Gaussian elimination in vector spaces

I've been working on a set of problems while learning matrix operations as well as vector spaces and subspaces. But now I have some doubts that go outside the general rule of thumb and I'm unable to continue or identify if I'm in the right track.

I have two sets of vectors $$A, B \in \mathbb{R}^3:$$ $$A ={\biggr\{ \begin{bmatrix} {-1 \\ 3 \\ 2} \end{bmatrix}, \begin{bmatrix} {2 \\ 1 \\ 1} \end{bmatrix}, \begin{bmatrix} {-5 \\ 1 \\ 0} \end{bmatrix}\biggr\}} \\ B ={\biggr\{ \begin{bmatrix} {1 \\ 4 \\ 3} \end{bmatrix}, \begin{bmatrix} {0 \\ 7 \\ 5} \end{bmatrix}\biggr\}}$$

I had to perform various kinds of calculations on those:

$$\mathbf{I.A\ Basis \ \& \ Dimension:\\ On \ A:}$$

For the basis, I first checked whether he spanning set is linearly independent, which is not, because of $$|A| = 0$$

So I went on using Gaussian elimination in order to get a basis from the spanning vectors.

$$A = \begin{bmatrix} -1 & 2 & - 5 \\ 3 & 1 & 1 \\ 2 & 1 & 0 \end{bmatrix} \xrightarrow{3R_1 + R_2} \begin{bmatrix} -1 & 2 & - 5 \\ 0 & 7 & -14 \\ 2 & 1 & 0 \end{bmatrix} \xrightarrow{2R_1 + R_2} \begin{bmatrix} -1 & 2 & - 5 \\ 0 & 7 & -14 \\ 0 & 5 & -10 \end{bmatrix}$$

Here comes my first doubt, here I followed using the mcm of 5 & 7, although I would like a confirmation on this, because I'm not sure is something is doable. And ended up with this:

$$\begin{bmatrix} -1 & 2 & - 5 \\ 0 & 7 & -14 \\ 0 & 0 & 0 \end{bmatrix}$$

Given that I haven't transposed the matrix, is valid here to take the first and second column vectors as those are the only remaining rows?

I also did this calculation for $$A^T$$ which gave me a more evident result for the next part.

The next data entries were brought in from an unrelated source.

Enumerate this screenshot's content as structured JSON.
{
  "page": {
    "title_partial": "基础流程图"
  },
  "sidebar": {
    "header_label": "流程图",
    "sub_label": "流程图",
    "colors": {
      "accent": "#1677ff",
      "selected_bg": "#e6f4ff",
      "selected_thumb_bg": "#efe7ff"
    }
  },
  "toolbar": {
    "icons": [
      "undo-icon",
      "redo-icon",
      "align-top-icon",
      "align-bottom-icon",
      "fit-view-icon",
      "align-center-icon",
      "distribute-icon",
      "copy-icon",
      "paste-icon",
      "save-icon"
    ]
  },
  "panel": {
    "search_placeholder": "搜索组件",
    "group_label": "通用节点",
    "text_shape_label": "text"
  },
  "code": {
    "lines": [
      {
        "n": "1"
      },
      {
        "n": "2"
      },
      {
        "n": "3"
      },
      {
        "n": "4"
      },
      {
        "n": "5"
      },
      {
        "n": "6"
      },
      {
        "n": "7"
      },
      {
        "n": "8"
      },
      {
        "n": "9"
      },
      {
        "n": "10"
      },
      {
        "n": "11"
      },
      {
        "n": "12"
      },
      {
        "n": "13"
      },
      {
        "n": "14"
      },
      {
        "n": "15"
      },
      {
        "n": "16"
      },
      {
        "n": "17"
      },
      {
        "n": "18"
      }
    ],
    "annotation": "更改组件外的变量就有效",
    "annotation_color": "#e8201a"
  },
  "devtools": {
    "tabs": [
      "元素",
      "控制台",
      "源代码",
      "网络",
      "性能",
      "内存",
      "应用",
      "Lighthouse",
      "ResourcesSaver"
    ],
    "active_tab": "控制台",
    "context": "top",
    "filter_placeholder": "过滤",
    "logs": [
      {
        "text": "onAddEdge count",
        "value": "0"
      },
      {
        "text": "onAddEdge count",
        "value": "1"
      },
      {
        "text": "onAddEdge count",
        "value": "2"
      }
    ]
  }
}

$$A^T = \begin{bmatrix} -1 & 3 & 2 \\ 2 & 1 & 1 \\ -5 & 1 & 0 \end{bmatrix} \xrightarrow{} \begin{bmatrix} -1 & 3 & 2 \\ 0 & 7 & 5 \\ 0 & 0 & 0 \end{bmatrix}$$

Resulting in a $$dimA = 2$$ base, which is in sync with $$rank(A) = 2$$.

$$\mathbf{On \ B:}$$

$$rank(B) = 2$$

On top of that, its vectors are linearly independent, so from there, I know that $$dimB = 2$$ and a basis is B itself.

$$\mathbf{II.Demonstrate \ that \ A \ \& \ B \ span \ the \ same \ subspace.}$$

To face this, knowing that, if A and B span the same subspace, their vectors have to be linear combinations of each other's bases. So went on, and took the first vector in B and formed a matrix with A's basis to calculate the determinant and see if they are linearly independent or not:

$$|AB_1| = \begin{vmatrix} -1 & 0 & 1 \\ 3 & 7 & 4 \\ 2 & 5 & 3 \end{vmatrix} = 0$$

Did not bother to do the same for the other vector in B as it's exactly the same as one of A's vectors. So here I know that $$B \in A$$. Checked the same for A with the only vector that's different from B's vectors:

$$|BA_1| = \begin{vmatrix} 1 & 0 & -1 \\ 4 & 7 & 3 \\ 3 & 5 & 2 \end{vmatrix} = 0$$

So here, it is seen that $$A \in B$$ given that all of A's base vectors are a linear combination of B's vectors and the same happens with B in regards of A.

$$\mathbf{III.Change \ of \ basis \ matrix}:$$

Now I'm asked to calculate the change of basis matrix from basis A to B, and from B to A. But I'm not sure how to do this. I've been told that the inverse of the matrix is multiplied by the coordinates in the origin basis in order to obtain the destination basis. For example, in my case: $$A^T · B_1$$ but given that the basis matrixes for A and B are not squared, thus not invertible, I don't know how to do this.